I attended a recent data quality conference in the UK and had the following question posed to me by a delegate:
“We’ve just analysed a large section of our core business data and found major data quality issues for the first time. Our question is – where do we go from here?”
At first this question is akin to “how long is a piece of string,” but that is hardly constructive so let’s try and focus on some obvious starting points and feel free to jump in with your own personal experiences or advice.
The first question to answer is “so what?”
This might seem counter-intuitive given the delegate has clearly found some major data quality issues, but what struck me was the “first time” element of our conversation. This tells me that the business is probably coping with “what lies beneath” in their data.
I’ve never, ever been into an organisation and performed a data quality assessment that did not uncover some serious data quality issues. The problem is that over the years companies have developed “coping strategies” for working with bad data. More call centres. More truck rolls. More overtime. More bureaucracy.
Every organisation has data quality issues to some extent, but these are masked by wasteful processes that are in actual fact simply termed “business as usual.”
So the first challenge you face is to solve the “so what?” question.
To achieve this I find it useful to look outside the box. How do the data quality issues you’ve witnessed impact customer services? Revenue? Costs? Risk? Lead time? Bottlenecks? Churn?
If your business has coped with poor data quality for many years, then simply providing them with a stack of profiling results is going to fail the “so what?” challenge. Link the bad data to something your peers and leaders care deeply about.
Ideally, you need to drastically de-scope the data landscape and focus on one particular issue, the one that causes the most amount of grievance to your leaders.
The second question to answer is “what next?”
Now that you’ve got people’s attention, the obvious question you will be faced with is “great…so what do we do next?”
At this point you may start to consume endless books, articles, podcasts, guides and product tutorials in an effort to understand the “what next” dilemma.

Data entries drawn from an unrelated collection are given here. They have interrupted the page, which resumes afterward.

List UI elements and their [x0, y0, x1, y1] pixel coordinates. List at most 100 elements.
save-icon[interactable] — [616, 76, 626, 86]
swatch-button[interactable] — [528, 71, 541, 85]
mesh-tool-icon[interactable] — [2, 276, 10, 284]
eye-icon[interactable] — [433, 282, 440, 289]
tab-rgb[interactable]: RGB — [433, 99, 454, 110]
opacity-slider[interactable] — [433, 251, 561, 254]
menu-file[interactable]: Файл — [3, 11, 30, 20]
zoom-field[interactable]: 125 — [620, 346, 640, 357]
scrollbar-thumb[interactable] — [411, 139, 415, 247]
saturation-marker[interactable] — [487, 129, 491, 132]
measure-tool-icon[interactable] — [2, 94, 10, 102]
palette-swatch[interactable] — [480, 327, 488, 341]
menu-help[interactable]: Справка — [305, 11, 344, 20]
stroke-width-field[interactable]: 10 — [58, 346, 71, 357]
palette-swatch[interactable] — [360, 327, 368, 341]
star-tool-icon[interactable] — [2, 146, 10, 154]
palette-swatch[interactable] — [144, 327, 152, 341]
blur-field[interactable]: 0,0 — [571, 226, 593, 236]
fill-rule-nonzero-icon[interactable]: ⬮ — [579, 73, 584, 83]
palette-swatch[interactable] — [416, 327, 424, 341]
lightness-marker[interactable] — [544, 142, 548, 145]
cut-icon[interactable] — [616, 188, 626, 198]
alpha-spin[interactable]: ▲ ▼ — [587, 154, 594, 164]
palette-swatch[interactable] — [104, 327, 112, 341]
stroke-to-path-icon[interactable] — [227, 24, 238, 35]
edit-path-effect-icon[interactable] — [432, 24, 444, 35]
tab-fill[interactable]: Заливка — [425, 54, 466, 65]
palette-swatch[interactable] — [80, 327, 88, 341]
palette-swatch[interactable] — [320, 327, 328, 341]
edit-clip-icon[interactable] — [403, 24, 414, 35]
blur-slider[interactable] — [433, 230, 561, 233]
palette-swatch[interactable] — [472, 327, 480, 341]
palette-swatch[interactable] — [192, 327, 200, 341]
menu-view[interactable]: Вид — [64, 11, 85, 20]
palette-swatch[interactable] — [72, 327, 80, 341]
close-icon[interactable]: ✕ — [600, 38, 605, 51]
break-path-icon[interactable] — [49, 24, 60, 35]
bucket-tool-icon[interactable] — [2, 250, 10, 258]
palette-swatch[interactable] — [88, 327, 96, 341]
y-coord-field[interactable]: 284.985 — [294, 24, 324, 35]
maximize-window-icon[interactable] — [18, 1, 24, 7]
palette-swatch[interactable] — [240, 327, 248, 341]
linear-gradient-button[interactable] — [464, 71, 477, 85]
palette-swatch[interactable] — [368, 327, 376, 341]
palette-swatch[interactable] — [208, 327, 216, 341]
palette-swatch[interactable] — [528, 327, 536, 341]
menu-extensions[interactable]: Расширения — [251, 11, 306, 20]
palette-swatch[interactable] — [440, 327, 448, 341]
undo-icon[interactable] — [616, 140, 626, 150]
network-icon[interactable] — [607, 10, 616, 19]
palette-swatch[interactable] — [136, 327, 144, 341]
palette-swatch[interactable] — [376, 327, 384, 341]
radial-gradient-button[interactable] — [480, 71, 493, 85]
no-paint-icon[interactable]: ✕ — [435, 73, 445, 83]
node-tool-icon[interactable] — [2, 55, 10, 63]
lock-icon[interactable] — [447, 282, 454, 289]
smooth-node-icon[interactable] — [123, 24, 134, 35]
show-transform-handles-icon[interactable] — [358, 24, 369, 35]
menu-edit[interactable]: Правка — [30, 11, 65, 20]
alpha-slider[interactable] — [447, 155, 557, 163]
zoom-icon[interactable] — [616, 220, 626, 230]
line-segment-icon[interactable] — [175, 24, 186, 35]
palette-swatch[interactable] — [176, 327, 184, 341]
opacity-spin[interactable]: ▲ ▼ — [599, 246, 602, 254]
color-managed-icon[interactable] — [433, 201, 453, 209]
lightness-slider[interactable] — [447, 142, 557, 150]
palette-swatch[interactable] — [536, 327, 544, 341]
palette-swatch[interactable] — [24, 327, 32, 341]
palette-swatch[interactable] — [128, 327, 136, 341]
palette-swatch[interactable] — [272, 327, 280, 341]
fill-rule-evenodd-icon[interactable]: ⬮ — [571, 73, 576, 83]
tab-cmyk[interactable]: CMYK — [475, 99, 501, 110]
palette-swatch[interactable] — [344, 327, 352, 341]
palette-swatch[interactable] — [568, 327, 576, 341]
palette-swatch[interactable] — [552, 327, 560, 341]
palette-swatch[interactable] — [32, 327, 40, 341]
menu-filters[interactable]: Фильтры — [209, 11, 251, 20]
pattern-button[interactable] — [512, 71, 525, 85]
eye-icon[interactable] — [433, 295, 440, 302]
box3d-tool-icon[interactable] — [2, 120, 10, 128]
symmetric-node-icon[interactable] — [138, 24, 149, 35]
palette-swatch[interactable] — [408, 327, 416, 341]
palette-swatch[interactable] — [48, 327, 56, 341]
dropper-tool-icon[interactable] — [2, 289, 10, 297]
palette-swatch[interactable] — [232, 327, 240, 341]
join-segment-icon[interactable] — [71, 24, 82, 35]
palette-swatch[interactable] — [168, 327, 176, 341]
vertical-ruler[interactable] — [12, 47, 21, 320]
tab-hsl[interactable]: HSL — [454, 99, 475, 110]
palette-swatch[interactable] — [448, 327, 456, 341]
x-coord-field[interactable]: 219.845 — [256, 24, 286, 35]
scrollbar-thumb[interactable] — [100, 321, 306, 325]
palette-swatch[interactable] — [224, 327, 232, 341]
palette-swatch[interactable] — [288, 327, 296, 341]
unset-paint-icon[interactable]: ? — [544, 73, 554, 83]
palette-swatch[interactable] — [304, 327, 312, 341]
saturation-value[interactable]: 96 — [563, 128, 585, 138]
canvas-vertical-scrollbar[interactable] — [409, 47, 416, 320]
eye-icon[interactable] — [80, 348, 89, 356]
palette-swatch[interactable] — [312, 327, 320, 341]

This is incredibly difficult, particularly for organisations at the low end of the data quality maturity lifecycle. You can be mistaken for thinking that you have to implement governance councils and frameworks, technologies and resources.
Eventually these are admirable but you’re just not there yet and all of these will terrify your leaders.
The key to answering this question is to fully understand:
- How did our data arrive at its present condition?
- What are the implications for ignoring it?
- What are the costs and options for addressing it?
This all seems obvious, right? But how many times have you seen companies skipping 1) and even 2)?
The beauty of addressing the “how did our data get like this?” issue is that you can clearly demonstrate the likelihood of it happening again.
This is critical.
A lot of managers see data as historical, created by some past transaction that has limited value to the business. However, once you can demonstrate not only the scale of past defects but the likelihood of future defects (by understanding how defects are created), your case becomes much stronger.
Armed with this knowledge, you are far more able to understand the implications for ignoring poor data quality and the various options for resolving it.
With this knowledge you can then work out if the costs of prevention (and possible cleanup) are worthwhile.
This is important because many business cases I’ve seen for data quality focus on the past and ignore the future. Don’t make that mistake. Demonstrate that poor data quality is not some historical relic but a real, living problem that will impact the organisation well into the future (unless you act).
Over to you. If you were posed with the question “we’ve got data quality issues – now what?” what would your response be? There are no hard and fast rules so welcome your views.